PolicyBrief
H.R. 52
119th CongressJan 3rd 2025
Stop Woke Investing Act
IN COMMITTEE

The "Stop Woke Investing Act" amends SEC regulations to limit the number and type of shareholder proposals that companies must include on their proxy cards, focusing on proposals with a material financial impact and granting companies more control over selection.

Andy Biggs
R

Andy Biggs

Representative

AZ-5

LEGISLATION

"Stop Woke Investing Act" Limits Shareholder Proposals, Prioritizing Short-Term Profits: New Rules Could Silence Minority Investors

The "Stop Woke Investing Act" (SEC. 1) drastically reshapes how shareholders can influence the companies they invest in, specifically targeting shareholder proposals on company proxy cards. The core change? It restricts the number of shareholder proposals and prioritizes those with a direct, material impact on a company's bottom line, effectively sidelining environmental, social, and governance (ESG) concerns.

Stacking the Deck

This bill, effective within 180 days of enactment (SEC. 2), sets strict limits on how many shareholder proposals can even be considered for a vote. Smaller companies (non-accelerated filers) are limited to just two proposals. Mid-sized companies (accelerated filers) get four, and even the largest corporations (large accelerated filers) are capped at seven (SEC. 2(b)(1)(C)(i-iii)). Crucially, the bill gives companies the power to choose which proposals make the cut, only requiring them to disclose their selection method to the SEC (SEC. 2(b)(1)(C)(iii)). They do not have to choose based on when the proposals were submitted (SEC. 2(b)(1)(C)(iv)).

What Really Matters?

The bill introduces a strict "materiality" requirement (SEC. 2(a)(3)). This means only proposals demonstrating a direct, quantifiable impact on the company's financial performance will be considered. Think immediate profits and losses. Anything deemed "non-material" – environmental concerns, social issues, or even long-term risks – is automatically off the table. For example, a proposal from farmers concerned about a company's pesticide use impacting long-term soil health could be rejected if it doesn't demonstrate an immediate threat to the company's quarterly earnings. Similarly, a proposal advocating for better worker conditions in a tech company's supply chain could be excluded if it doesn't directly impact this quarter's financial statement.

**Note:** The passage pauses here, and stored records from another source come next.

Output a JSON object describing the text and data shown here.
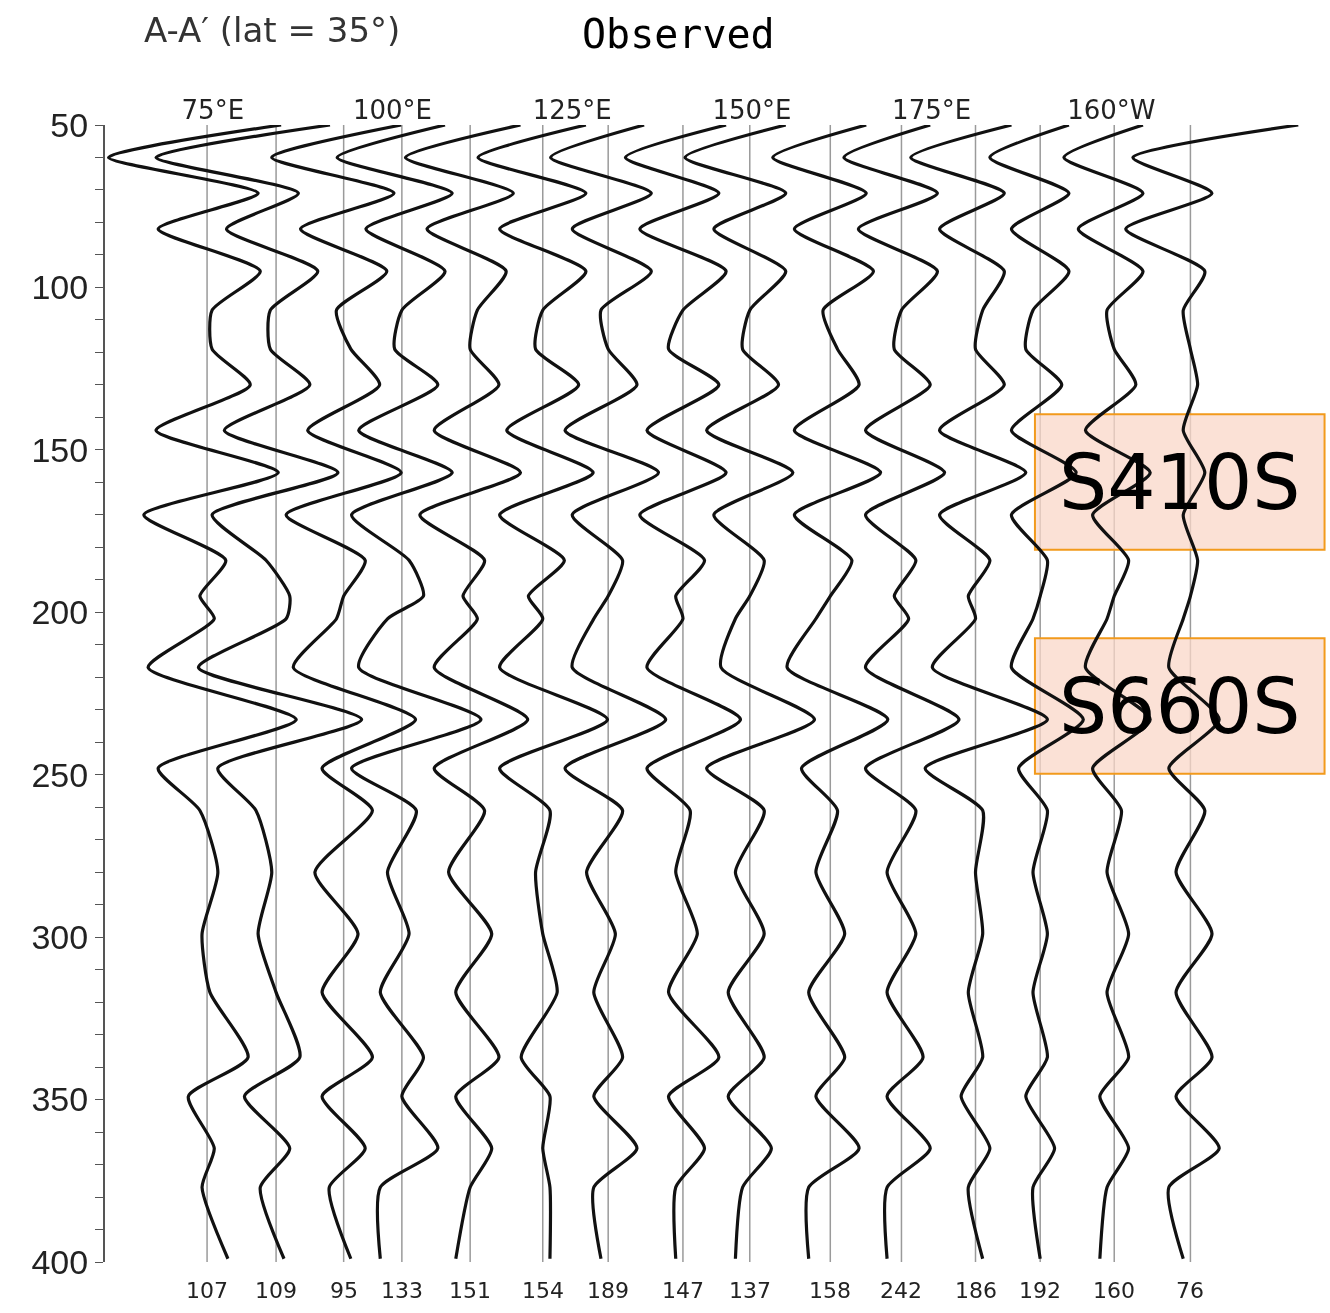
{
  "chart_data": {
    "type": "line",
    "title": "Observed",
    "subtitle": "A-A′ (lat = 35°)",
    "xlim": [
      60,
      230
    ],
    "ylim": [
      400,
      50
    ],
    "xticks": [
      {
        "value": 75,
        "label": "75°E"
      },
      {
        "value": 100,
        "label": "100°E"
      },
      {
        "value": 125,
        "label": "125°E"
      },
      {
        "value": 150,
        "label": "150°E"
      },
      {
        "value": 175,
        "label": "175°E"
      },
      {
        "value": 200,
        "label": "160°W"
      }
    ],
    "ref_lines": [
      {
        "axis": "x",
        "value": 74.2,
        "color": "#9a9a9a"
      },
      {
        "axis": "x",
        "value": 83.8,
        "color": "#9a9a9a"
      },
      {
        "axis": "x",
        "value": 93.2,
        "color": "#9a9a9a"
      },
      {
        "axis": "x",
        "value": 101.3,
        "color": "#9a9a9a"
      },
      {
        "axis": "x",
        "value": 110.8,
        "color": "#9a9a9a"
      },
      {
        "axis": "x",
        "value": 120.9,
        "color": "#9a9a9a"
      },
      {
        "axis": "x",
        "value": 130,
        "color": "#9a9a9a"
      },
      {
        "axis": "x",
        "value": 140.4,
        "color": "#9a9a9a"
      },
      {
        "axis": "x",
        "value": 149.7,
        "color": "#9a9a9a"
      },
      {
        "axis": "x",
        "value": 160.9,
        "color": "#9a9a9a"
      },
      {
        "axis": "x",
        "value": 170.8,
        "color": "#9a9a9a"
      },
      {
        "axis": "x",
        "value": 181.1,
        "color": "#9a9a9a"
      },
      {
        "axis": "x",
        "value": 190.1,
        "color": "#9a9a9a"
      },
      {
        "axis": "x",
        "value": 200.4,
        "color": "#9a9a9a"
      },
      {
        "axis": "x",
        "value": 211,
        "color": "#9a9a9a"
      }
    ],
    "yticks": [
      50,
      {
        "value": 60,
        "label": null
      },
      {
        "value": 70,
        "label": null
      },
      {
        "value": 80,
        "label": null
      },
      {
        "value": 90,
        "label": null
      },
      100,
      {
        "value": 110,
        "label": null
      },
      {
        "value": 120,
        "label": null
      },
      {
        "value": 130,
        "label": null
      },
      {
        "value": 140,
        "label": null
      },
      150,
      {
        "value": 160,
        "label": null
      },
      {
        "value": 170,
        "label": null
      },
      {
        "value": 180,
        "label": null
      },
      {
        "value": 190,
        "label": null
      },
      200,
      {
        "value": 210,
        "label": null
      },
      {
        "value": 220,
        "label": null
      },
      {
        "value": 230,
        "label": null
      },
      {
        "value": 240,
        "label": null
      },
      250,
      {
        "value": 260,
        "label": null
      },
      {
        "value": 270,
        "label": null
      },
      {
        "value": 280,
        "label": null
      },
      {
        "value": 290,
        "label": null
      },
      300,
      {
        "value": 310,
        "label": null
      },
      {
        "value": 320,
        "label": null
      },
      {
        "value": 330,
        "label": null
      },
      {
        "value": 340,
        "label": null
      },
      350,
      {
        "value": 360,
        "label": null
      },
      {
        "value": 370,
        "label": null
      },
      {
        "value": 380,
        "label": null
      },
      {
        "value": 390,
        "label": null
      },
      400
    ],
    "legend": false,
    "annotations": [
      "S410S",
      "S660S"
    ],
    "series": [
      {
        "name": "107",
        "color": "#111111",
        "x": [
          84.5,
          60.5,
          81.3,
          67.4,
          81.6,
          74.9,
          74.9,
          80.2,
          67.1,
          84.1,
          65.4,
          76.8,
          73.2,
          75.2,
          66,
          86.6,
          67.4,
          73.2,
          75.7,
          73.5,
          74.6,
          79.9,
          71.6,
          75.2,
          73.5,
          77.1
        ],
        "values": [
          50,
          60,
          71,
          82,
          95,
          107,
          119,
          130,
          144,
          157,
          170,
          184,
          195,
          202,
          217,
          233,
          248,
          261,
          280,
          299,
          317,
          337,
          349,
          365,
          377,
          399
        ]
      },
      {
        "name": "109",
        "color": "#111111",
        "x": [
          91.3,
          67.1,
          86.9,
          76.9,
          89.6,
          83,
          83,
          88.5,
          76.6,
          92.4,
          74.9,
          82.4,
          85.7,
          85.2,
          73,
          95.7,
          75.7,
          81,
          83.2,
          81.3,
          83.8,
          87.1,
          79.4,
          85.7,
          81.6,
          84.9
        ],
        "values": [
          50,
          60,
          71,
          82,
          95,
          107,
          119,
          130,
          144,
          157,
          170,
          184,
          195,
          202,
          217,
          233,
          248,
          261,
          280,
          299,
          317,
          337,
          349,
          365,
          377,
          399
        ]
      },
      {
        "name": "95",
        "color": "#111111",
        "x": [
          101.2,
          83.2,
          100.2,
          87.2,
          99.2,
          92.2,
          94.2,
          98.2,
          88.2,
          101.2,
          85.2,
          96.2,
          93.2,
          92.2,
          86.2,
          103.2,
          90.2,
          97.2,
          89.2,
          95.2,
          90.2,
          97.2,
          90.2,
          96.2,
          91.2,
          94.2
        ],
        "values": [
          50,
          60,
          71,
          82,
          95,
          107,
          119,
          130,
          144,
          157,
          170,
          184,
          195,
          202,
          217,
          233,
          248,
          261,
          280,
          299,
          317,
          337,
          349,
          365,
          377,
          399
        ]
      },
      {
        "name": "133",
        "color": "#111111",
        "x": [
          107.3,
          92.3,
          108.3,
          96.3,
          107.3,
          101.3,
          100.3,
          106.3,
          95.3,
          108.3,
          94.3,
          102.3,
          104.3,
          99.3,
          95.3,
          112.3,
          94.3,
          103.3,
          99.3,
          102.3,
          98.3,
          104.3,
          101.3,
          106.3,
          98.3,
          98.3
        ],
        "values": [
          50,
          60,
          71,
          82,
          95,
          107,
          119,
          130,
          144,
          157,
          170,
          184,
          195,
          202,
          217,
          233,
          248,
          261,
          280,
          299,
          317,
          337,
          349,
          365,
          377,
          399
        ]
      },
      {
        "name": "151",
        "color": "#111111",
        "x": [
          117.8,
          101.8,
          116.8,
          104.8,
          115.8,
          111.8,
          110.8,
          114.8,
          105.8,
          117.8,
          103.8,
          112.8,
          109.8,
          111.8,
          105.8,
          118.8,
          105.8,
          112.8,
          107.8,
          113.8,
          108.8,
          114.8,
          108.8,
          113.8,
          110.8,
          108.8
        ],
        "values": [
          50,
          60,
          71,
          82,
          95,
          107,
          119,
          130,
          144,
          157,
          170,
          184,
          195,
          202,
          217,
          233,
          248,
          261,
          280,
          299,
          317,
          337,
          349,
          365,
          377,
          399
        ]
      },
      {
        "name": "154",
        "color": "#111111",
        "x": [
          126.9,
          111.9,
          126.9,
          114.9,
          126.9,
          120.9,
          119.9,
          125.9,
          115.9,
          127.9,
          114.9,
          123.9,
          118.9,
          120.9,
          114.9,
          129.9,
          114.9,
          121.9,
          119.9,
          120.9,
          122.9,
          117.9,
          121.9,
          120.9,
          121.9,
          121.9
        ],
        "values": [
          50,
          60,
          71,
          82,
          95,
          107,
          119,
          130,
          144,
          157,
          170,
          184,
          195,
          202,
          217,
          233,
          248,
          261,
          280,
          299,
          317,
          337,
          349,
          365,
          377,
          399
        ]
      },
      {
        "name": "189",
        "color": "#111111",
        "x": [
          135,
          122,
          136,
          125,
          136,
          129,
          130,
          134,
          124,
          137,
          125,
          132,
          130,
          128,
          125,
          138,
          124,
          132,
          127,
          131,
          128,
          132,
          128,
          134,
          128,
          129
        ],
        "values": [
          50,
          60,
          71,
          82,
          95,
          107,
          119,
          130,
          144,
          157,
          170,
          184,
          195,
          202,
          217,
          233,
          248,
          261,
          280,
          299,
          317,
          337,
          349,
          365,
          377,
          399
        ]
      },
      {
        "name": "147",
        "color": "#111111",
        "x": [
          146.4,
          132.4,
          145.4,
          134.4,
          146.4,
          140.4,
          138.4,
          145.4,
          135.4,
          146.4,
          134.4,
          143.4,
          139.4,
          140.4,
          135.4,
          148.4,
          135.4,
          141.4,
          139.4,
          142.4,
          138.4,
          145.4,
          138.4,
          143.4,
          139.4,
          139.4
        ],
        "values": [
          50,
          60,
          71,
          82,
          95,
          107,
          119,
          130,
          144,
          157,
          170,
          184,
          195,
          202,
          217,
          233,
          248,
          261,
          280,
          299,
          317,
          337,
          349,
          365,
          377,
          399
        ]
      },
      {
        "name": "137",
        "color": "#111111",
        "x": [
          154.7,
          140.7,
          154.7,
          144.7,
          154.7,
          149.7,
          148.7,
          153.7,
          143.7,
          155.7,
          144.7,
          151.7,
          149.7,
          147.7,
          145.7,
          158.7,
          143.7,
          151.7,
          147.7,
          151.7,
          146.7,
          151.7,
          146.7,
          152.7,
          148.7,
          147.7
        ],
        "values": [
          50,
          60,
          71,
          82,
          95,
          107,
          119,
          130,
          144,
          157,
          170,
          184,
          195,
          202,
          217,
          233,
          248,
          261,
          280,
          299,
          317,
          337,
          349,
          365,
          377,
          399
        ]
      },
      {
        "name": "158",
        "color": "#111111",
        "x": [
          165.9,
          152.9,
          165.9,
          155.9,
          166.9,
          159.9,
          161.9,
          164.9,
          155.9,
          167.9,
          155.9,
          163.9,
          160.9,
          158.9,
          154.9,
          168.9,
          156.9,
          161.9,
          158.9,
          162.9,
          157.9,
          162.9,
          158.9,
          164.9,
          157.9,
          157.9
        ],
        "values": [
          50,
          60,
          71,
          82,
          95,
          107,
          119,
          130,
          144,
          157,
          170,
          184,
          195,
          202,
          217,
          233,
          248,
          261,
          280,
          299,
          317,
          337,
          349,
          365,
          377,
          399
        ]
      },
      {
        "name": "242",
        "color": "#111111",
        "x": [
          174.8,
          162.8,
          175.8,
          164.8,
          175.8,
          170.8,
          169.8,
          174.8,
          165.8,
          176.8,
          165.8,
          172.8,
          169.8,
          171.8,
          165.8,
          178.8,
          165.8,
          172.8,
          168.8,
          172.8,
          168.8,
          173.8,
          168.8,
          174.8,
          168.8,
          168.8
        ],
        "values": [
          50,
          60,
          71,
          82,
          95,
          107,
          119,
          130,
          144,
          157,
          170,
          184,
          195,
          202,
          217,
          233,
          248,
          261,
          280,
          299,
          317,
          337,
          349,
          365,
          377,
          399
        ]
      },
      {
        "name": "186",
        "color": "#111111",
        "x": [
          186.1,
          172.1,
          185.1,
          176.1,
          185.1,
          182.1,
          181.1,
          185.1,
          176.1,
          188.1,
          176.1,
          183.1,
          180.1,
          181.1,
          175.1,
          191.1,
          174.1,
          182.1,
          181.1,
          182.1,
          180.1,
          182.1,
          179.1,
          183.1,
          180.1,
          182.1
        ],
        "values": [
          50,
          60,
          71,
          82,
          95,
          107,
          119,
          130,
          144,
          157,
          170,
          184,
          195,
          202,
          217,
          233,
          248,
          261,
          280,
          299,
          317,
          337,
          349,
          365,
          377,
          399
        ]
      },
      {
        "name": "192",
        "color": "#111111",
        "x": [
          194.1,
          183.1,
          194.1,
          186.1,
          194.1,
          189.1,
          188.1,
          193.1,
          186.1,
          195.1,
          186.1,
          191.1,
          190.1,
          189.1,
          186.1,
          196.1,
          187.1,
          191.1,
          189.1,
          191.1,
          189.1,
          191.1,
          188.1,
          192.1,
          189.1,
          190.1
        ],
        "values": [
          50,
          60,
          71,
          82,
          95,
          107,
          119,
          130,
          144,
          157,
          170,
          184,
          195,
          202,
          217,
          233,
          248,
          261,
          280,
          299,
          317,
          337,
          349,
          365,
          377,
          399
        ]
      },
      {
        "name": "160",
        "color": "#111111",
        "x": [
          204.4,
          193.4,
          204.4,
          195.4,
          204.4,
          199.4,
          200.4,
          203.4,
          196.4,
          205.4,
          197.4,
          202.4,
          200.4,
          199.4,
          196.4,
          205.4,
          197.4,
          201.4,
          199.4,
          202.4,
          199.4,
          202.4,
          198.4,
          202.4,
          199.4,
          198.4
        ],
        "values": [
          50,
          60,
          71,
          82,
          95,
          107,
          119,
          130,
          144,
          157,
          170,
          184,
          195,
          202,
          217,
          233,
          248,
          261,
          280,
          299,
          317,
          337,
          349,
          365,
          377,
          399
        ]
      },
      {
        "name": "76",
        "color": "#111111",
        "x": [
          226,
          203,
          214,
          202,
          213,
          210,
          211,
          212,
          210,
          213,
          210,
          212,
          211,
          210,
          208,
          215,
          208,
          213,
          209,
          214,
          209,
          214,
          209,
          215,
          208,
          210
        ],
        "values": [
          50,
          60,
          71,
          82,
          95,
          107,
          119,
          130,
          144,
          157,
          170,
          184,
          195,
          202,
          217,
          233,
          248,
          261,
          280,
          299,
          317,
          337,
          349,
          365,
          377,
          399
        ]
      }
    ]
  }
}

Challenges in Implementation

The "materiality" definition is a major sticking point. By explicitly excluding "non-financial" goals and anything related to "long-term, uncertain, or general events" (SEC. 2(a)(3)), the bill effectively shuts down discussions on crucial, yet potentially less immediately quantifiable, issues. It also raises concerns about potential bias. The bill explicitly states that proposals from company board members cannot be included (SEC. 2(b)(1)(C)(vi)), but it gives considerable power to company management to decide what is and is not 'material'. This raises questions about whether companies will use this power to silence dissenting voices or avoid addressing uncomfortable truths.

Rewriting the Rules

This act significantly alters existing SEC regulations (specifically 240.14a-8), essentially giving companies much greater control over the shareholder proposal process. It also explicitly states that nothing in this bill requires companies to include proposals and even reinforces the SEC's ability to repeal rules that do (SEC. 2(c)(2-3)). In short, it's a significant shift in power away from shareholders and towards corporate management, potentially limiting investor influence on issues beyond immediate financial returns.